Wetter:Eine Stadt im Fieber

Am bislang heißesten Tag des Jahres lässt sich eindrucksvoll beobachten, dass Bäume das beste Mittel gegen Bruthitze in der Stadt sind. An der Bratpfanne Münchens, der Theresienwiese, werden bis zu 36,2 Grad gemessen

Von Thomas Anlauf

Die Stadt wacht in der Hitze der Nacht. Die Temperaturen fielen nicht unter 21 Grad Celsius, eine Tropennacht. Als der Himmel um halb sechs Uhr glutrot über Thalkirchen leuchtet, packen die ersten Menschen am Campingplatz schon ihre Zelte ein. "Wir wollen so weit fahren wie möglich, bevor die Hitze kommt", sagt ein schwedischer Familienvater. Es geht in die Toskana. Es soll heiß werden an diesem Donnerstag, sehr heiß. Es wird der bislang heißeste Tag des ohnehin schon zu heißen Jahres.
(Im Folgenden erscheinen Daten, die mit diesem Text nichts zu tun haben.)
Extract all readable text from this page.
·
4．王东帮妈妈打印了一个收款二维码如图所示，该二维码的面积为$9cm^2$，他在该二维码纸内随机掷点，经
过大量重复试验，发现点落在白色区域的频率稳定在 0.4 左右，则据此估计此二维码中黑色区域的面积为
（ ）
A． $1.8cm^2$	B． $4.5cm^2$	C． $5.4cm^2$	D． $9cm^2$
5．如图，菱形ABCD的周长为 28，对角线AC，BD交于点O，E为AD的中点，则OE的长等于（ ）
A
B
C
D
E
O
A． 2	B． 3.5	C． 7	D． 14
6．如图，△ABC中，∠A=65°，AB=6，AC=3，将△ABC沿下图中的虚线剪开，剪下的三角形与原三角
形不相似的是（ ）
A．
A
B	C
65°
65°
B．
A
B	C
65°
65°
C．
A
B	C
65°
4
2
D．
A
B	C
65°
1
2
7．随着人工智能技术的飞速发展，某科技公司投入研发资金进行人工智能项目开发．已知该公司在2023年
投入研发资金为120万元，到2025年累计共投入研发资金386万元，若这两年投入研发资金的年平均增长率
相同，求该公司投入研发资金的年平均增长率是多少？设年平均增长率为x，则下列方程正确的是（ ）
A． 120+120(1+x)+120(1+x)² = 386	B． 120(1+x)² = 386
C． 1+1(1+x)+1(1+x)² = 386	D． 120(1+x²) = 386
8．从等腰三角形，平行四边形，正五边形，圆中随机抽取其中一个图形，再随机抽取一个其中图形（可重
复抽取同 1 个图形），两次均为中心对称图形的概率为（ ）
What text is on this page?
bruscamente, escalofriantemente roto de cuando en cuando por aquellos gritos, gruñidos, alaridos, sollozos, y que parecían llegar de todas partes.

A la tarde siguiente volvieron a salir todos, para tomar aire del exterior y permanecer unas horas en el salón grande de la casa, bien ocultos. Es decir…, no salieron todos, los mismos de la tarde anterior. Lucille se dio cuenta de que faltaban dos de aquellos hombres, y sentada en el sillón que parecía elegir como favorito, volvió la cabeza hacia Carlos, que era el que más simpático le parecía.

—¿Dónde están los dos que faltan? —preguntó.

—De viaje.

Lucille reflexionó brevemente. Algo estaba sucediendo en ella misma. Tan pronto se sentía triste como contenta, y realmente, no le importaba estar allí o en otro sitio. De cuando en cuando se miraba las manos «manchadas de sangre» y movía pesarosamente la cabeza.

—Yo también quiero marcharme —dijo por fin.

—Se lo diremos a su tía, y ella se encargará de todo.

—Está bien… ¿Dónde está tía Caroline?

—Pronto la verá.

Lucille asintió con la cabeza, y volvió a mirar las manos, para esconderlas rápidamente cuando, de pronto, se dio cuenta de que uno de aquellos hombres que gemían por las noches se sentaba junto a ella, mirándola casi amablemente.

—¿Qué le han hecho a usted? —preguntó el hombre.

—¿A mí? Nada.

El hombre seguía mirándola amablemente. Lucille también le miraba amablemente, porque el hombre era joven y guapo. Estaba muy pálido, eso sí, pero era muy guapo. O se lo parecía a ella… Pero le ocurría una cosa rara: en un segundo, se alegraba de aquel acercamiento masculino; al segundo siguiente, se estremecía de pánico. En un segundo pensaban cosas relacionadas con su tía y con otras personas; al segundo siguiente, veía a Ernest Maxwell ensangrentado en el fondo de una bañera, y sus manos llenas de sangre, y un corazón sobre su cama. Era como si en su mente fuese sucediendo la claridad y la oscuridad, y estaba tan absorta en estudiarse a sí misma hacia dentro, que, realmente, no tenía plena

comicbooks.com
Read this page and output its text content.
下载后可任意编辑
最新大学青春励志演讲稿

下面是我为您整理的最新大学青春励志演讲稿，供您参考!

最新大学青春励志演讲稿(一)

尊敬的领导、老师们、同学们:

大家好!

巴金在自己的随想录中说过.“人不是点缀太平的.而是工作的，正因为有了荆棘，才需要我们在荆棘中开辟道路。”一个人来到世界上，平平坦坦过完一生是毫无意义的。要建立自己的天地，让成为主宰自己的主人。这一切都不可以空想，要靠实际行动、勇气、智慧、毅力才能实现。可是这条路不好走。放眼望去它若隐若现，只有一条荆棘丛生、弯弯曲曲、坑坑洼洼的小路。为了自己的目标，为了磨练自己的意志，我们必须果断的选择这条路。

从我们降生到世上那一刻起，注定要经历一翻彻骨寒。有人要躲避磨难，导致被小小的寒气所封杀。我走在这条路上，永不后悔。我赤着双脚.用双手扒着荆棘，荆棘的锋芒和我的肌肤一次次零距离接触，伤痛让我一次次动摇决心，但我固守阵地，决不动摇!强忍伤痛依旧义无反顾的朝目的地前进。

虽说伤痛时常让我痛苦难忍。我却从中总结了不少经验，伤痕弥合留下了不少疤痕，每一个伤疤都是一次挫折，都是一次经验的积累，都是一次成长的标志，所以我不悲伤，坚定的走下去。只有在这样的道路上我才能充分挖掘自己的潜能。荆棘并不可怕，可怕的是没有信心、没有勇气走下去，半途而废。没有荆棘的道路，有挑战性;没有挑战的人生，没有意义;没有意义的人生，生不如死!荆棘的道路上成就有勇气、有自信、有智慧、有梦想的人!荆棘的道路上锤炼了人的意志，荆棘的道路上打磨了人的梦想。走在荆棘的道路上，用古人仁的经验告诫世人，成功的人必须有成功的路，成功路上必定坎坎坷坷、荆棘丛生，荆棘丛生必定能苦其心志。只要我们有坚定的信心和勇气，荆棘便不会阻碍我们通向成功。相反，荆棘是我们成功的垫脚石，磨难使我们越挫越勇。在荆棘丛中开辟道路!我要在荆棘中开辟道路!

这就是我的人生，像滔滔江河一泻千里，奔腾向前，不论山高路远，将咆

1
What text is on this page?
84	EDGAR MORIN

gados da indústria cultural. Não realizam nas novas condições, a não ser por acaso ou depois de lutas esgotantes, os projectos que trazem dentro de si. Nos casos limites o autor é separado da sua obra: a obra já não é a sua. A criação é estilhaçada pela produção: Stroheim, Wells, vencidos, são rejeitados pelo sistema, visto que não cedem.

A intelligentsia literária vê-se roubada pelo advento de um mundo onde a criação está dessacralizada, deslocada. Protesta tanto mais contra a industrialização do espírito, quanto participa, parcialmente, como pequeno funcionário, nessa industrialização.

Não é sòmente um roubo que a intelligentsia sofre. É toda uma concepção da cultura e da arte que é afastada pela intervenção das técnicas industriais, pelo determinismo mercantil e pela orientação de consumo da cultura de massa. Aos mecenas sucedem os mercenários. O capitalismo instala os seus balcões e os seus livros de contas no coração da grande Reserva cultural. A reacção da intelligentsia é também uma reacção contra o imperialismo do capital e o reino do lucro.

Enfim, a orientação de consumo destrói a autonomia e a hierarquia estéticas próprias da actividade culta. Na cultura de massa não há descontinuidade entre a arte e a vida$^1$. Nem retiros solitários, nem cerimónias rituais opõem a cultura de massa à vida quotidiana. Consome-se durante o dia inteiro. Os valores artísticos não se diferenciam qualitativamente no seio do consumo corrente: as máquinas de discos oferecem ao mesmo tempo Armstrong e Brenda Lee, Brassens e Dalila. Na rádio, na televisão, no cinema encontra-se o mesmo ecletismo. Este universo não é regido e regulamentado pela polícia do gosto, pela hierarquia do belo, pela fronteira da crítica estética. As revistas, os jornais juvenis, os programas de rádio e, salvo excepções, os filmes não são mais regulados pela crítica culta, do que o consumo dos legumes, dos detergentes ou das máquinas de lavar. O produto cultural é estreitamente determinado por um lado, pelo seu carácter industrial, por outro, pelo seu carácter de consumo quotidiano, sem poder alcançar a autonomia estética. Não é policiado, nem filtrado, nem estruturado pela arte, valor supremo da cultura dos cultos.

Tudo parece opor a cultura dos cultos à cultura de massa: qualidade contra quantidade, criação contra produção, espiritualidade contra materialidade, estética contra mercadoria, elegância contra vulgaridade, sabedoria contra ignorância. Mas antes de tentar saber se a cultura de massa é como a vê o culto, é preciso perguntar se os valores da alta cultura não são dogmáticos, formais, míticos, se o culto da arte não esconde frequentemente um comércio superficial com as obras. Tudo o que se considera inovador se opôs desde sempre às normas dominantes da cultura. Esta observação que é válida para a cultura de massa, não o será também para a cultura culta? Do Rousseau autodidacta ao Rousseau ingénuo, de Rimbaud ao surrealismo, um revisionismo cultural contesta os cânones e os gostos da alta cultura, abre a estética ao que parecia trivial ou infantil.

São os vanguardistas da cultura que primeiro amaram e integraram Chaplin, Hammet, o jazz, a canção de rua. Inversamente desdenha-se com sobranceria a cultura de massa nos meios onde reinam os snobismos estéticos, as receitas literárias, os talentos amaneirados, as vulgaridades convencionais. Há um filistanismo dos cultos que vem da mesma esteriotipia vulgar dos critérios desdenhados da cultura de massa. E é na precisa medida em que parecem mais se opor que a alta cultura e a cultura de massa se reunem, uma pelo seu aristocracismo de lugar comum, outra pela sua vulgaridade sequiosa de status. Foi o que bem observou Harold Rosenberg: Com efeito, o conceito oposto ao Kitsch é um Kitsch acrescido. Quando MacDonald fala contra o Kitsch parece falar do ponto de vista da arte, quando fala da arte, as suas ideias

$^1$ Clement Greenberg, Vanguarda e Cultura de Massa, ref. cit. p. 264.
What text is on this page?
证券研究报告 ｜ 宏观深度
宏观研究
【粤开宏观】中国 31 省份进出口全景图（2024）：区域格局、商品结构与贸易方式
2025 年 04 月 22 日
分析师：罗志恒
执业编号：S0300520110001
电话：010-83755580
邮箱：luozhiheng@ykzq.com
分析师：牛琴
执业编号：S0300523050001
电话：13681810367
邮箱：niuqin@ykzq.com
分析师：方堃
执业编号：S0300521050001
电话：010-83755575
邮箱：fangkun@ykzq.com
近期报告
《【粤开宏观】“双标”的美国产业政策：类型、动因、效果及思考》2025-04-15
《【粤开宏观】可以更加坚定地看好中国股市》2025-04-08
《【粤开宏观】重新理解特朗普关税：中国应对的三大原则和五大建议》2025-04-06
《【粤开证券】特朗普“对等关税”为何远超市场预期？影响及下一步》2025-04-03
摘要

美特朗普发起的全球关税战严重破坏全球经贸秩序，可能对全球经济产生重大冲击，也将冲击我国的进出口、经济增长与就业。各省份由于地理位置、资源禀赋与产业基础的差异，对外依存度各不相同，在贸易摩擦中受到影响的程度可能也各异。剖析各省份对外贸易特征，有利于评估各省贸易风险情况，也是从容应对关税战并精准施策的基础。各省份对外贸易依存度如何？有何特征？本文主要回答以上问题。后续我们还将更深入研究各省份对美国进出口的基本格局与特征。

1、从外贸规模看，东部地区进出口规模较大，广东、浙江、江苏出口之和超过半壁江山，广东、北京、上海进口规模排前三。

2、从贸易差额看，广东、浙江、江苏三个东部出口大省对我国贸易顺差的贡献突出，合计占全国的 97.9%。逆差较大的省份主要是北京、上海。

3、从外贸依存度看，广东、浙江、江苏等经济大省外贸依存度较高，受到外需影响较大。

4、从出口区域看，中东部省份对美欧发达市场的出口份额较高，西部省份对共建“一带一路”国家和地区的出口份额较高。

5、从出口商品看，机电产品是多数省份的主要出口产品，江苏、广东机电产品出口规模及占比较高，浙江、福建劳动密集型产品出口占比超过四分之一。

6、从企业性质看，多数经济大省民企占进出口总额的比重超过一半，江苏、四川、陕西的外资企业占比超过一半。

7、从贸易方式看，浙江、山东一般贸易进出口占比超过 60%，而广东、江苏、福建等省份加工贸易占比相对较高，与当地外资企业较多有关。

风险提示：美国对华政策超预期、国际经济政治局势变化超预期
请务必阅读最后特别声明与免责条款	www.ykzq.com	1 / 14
Die Münchner sind früh auf. Ein Kanute paddelt in der Morgensonne im Isarkanal, ein Schwan plustert sich neben ihm. Im schattigen Stadtwald am Flaucher laufen gemächlich Jogger ihre Runden, bloß nicht zu schnell. Die Temperaturen steigen rasant. Um fünf Uhr waren es an der Theresienwiese noch 21,2 Grad, um zehn Uhr schon 30,3 Grad Celsius. Die Wiesn ist die Bratpfanne Münchens. Dort ist auch Angela Burkhardt-Keller schon bei Sonnenaufgang unterwegs. Gemeinsam mit mehreren Teams des Bund Naturschutzes untersucht sie, was die Hitze an einem Tag wie diesem mit der Stadt macht. Zur gleichen Zeit sind Umweltschützer in Coburg und Nürnberg unterwegs. Das Ergebnis aller Hitzemesser zeigt ein gleiches Bild: Bäume sind das wirksamste Mittel gegen Bruthitze in der Stadt.

Angela Burkhardt- Keller (grünes Shirt) vom Bund Naturschutz führt an heutigen Tage mit ihrem Team Hitzemessunge durch

Kühlender Park: Angela Burkhardt-Keller (2. von links) misst im Nußbaumpark mit ihrem Team vom Bund Naturschutz die Temperatur.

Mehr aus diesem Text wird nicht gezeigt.